Em razão de duas atividades fiscalizatórias independentes realizadas pelo Tribunal de Contas em relação à atuação de determinado gestor, este acabou por ser sancionado com duas penas de multa, uma para cada infração apurada e constatada pela Corte de Contas. Irresignado, o gestor ajuizou ação de procedimento comum, formulando pedidos de invalidação de ambos os atos sancionatórios, por reputar o primeiro desproporcionalmente gravoso, e o segundo, nulo por não lhe ter sido oportunizado o exercício do direito de defesa. Proferido o juízo positivo de admissibilidade da demanda, e vindo aos autos a contestação, o órgão judicial reconheceu a prescrição em relação ao primeiro pedido, determinando o prosseguimento do feito, rumo à fase da instrução probatória, em relação ao segundo pedido. No tocante ao provimento jurisdicional que reconheceu a prescrição, é correto afirmar que se trata de:
- A)decisão interlocutória, a qual, preclusas as vias impugnativas, dará azo à formação de coisa julgada formal;
Errada, porque não se trata de mera coisa julgada formal: houve pronunciamento de mérito sobre um pedido, com aptidão para coisa julgada material.
- B)sentença, a qual, preclusas as vias impugnativas, dará azo à formação de coisa julgada formal;
Errada, porque sentença pressupõe encerramento da fase cognitiva ou extinção do processo, e aqui o feito prosseguiu quanto ao outro pedido.
- C)decisão interlocutória, a qual, preclusas as vias impugnativas, dará azo à formação de coisa julgada material;
Certa, pois o reconhecimento da prescrição de apenas um pedido configura decisão interlocutória de mérito, que pode gerar coisa julgada material se não for impugnada.
- D)sentença, a qual, preclusas as vias impugnativas, dará azo à formação de coisa julgada material;
Errada, porque não foi sentença, embora a ideia de coisa julgada material esteja correta quanto ao conteúdo decisório.
- E)despacho, o qual dará azo à formação de coisa julgada formal.

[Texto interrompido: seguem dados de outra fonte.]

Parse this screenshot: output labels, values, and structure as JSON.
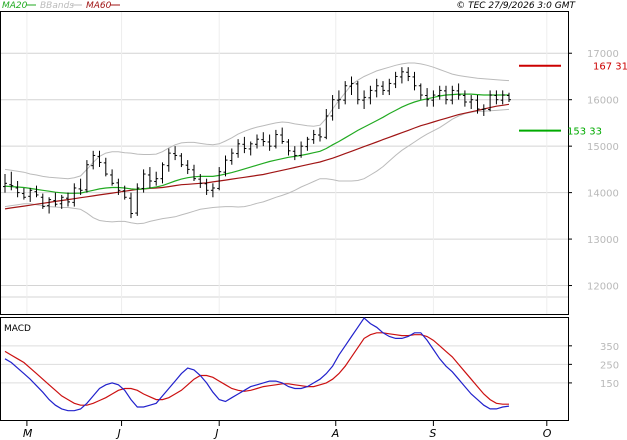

Errada, porque despacho apenas impulsiona o processo e não resolve questão litigiosa, muito menos produz coisa julgada.
Gabarito: C
Quando o processo tem mais de um pedido, o juiz pode resolver só uma parte do mérito e deixar o resto seguir o caminho normal. Isso acontece, por exemplo, quando um dos pedidos já pode ser julgado de imediato, sem precisar de mais prova. O CPC chama isso de julgamento antecipado parcial do mérito, previsto no art. 356. Aqui, ao reconhecer a prescrição de apenas um dos pedidos, o juiz não encerrou o processo inteiro. Ele resolveu só uma fatia da controvérsia, então o provimento é uma decisão interlocutória de mérito, e não sentença. A sentença, em regra, põe fim à fase cognitiva ou extingue a execução, o que não ocorreu porque o segundo pedido continuou em instrução. E tem um detalhe importante: por ser decisão de mérito, essa parte decidida faz coisa julgada material, se não for impugnada no tempo certo. Ou seja, não é só uma preclusão interna do processo; a questão fica estabilizada fora dele também, nos limites do que foi julgado. Esse é exatamente o raciocínio cobrado pela FGV. Resumo de prova: decisão parcial do mérito = decisão interlocutória de mérito = possibilidade de coisa julgada material. O nome muda, mas a ideia é simples: o processo não acabou, mas aquela parte do litígio acabou de vez.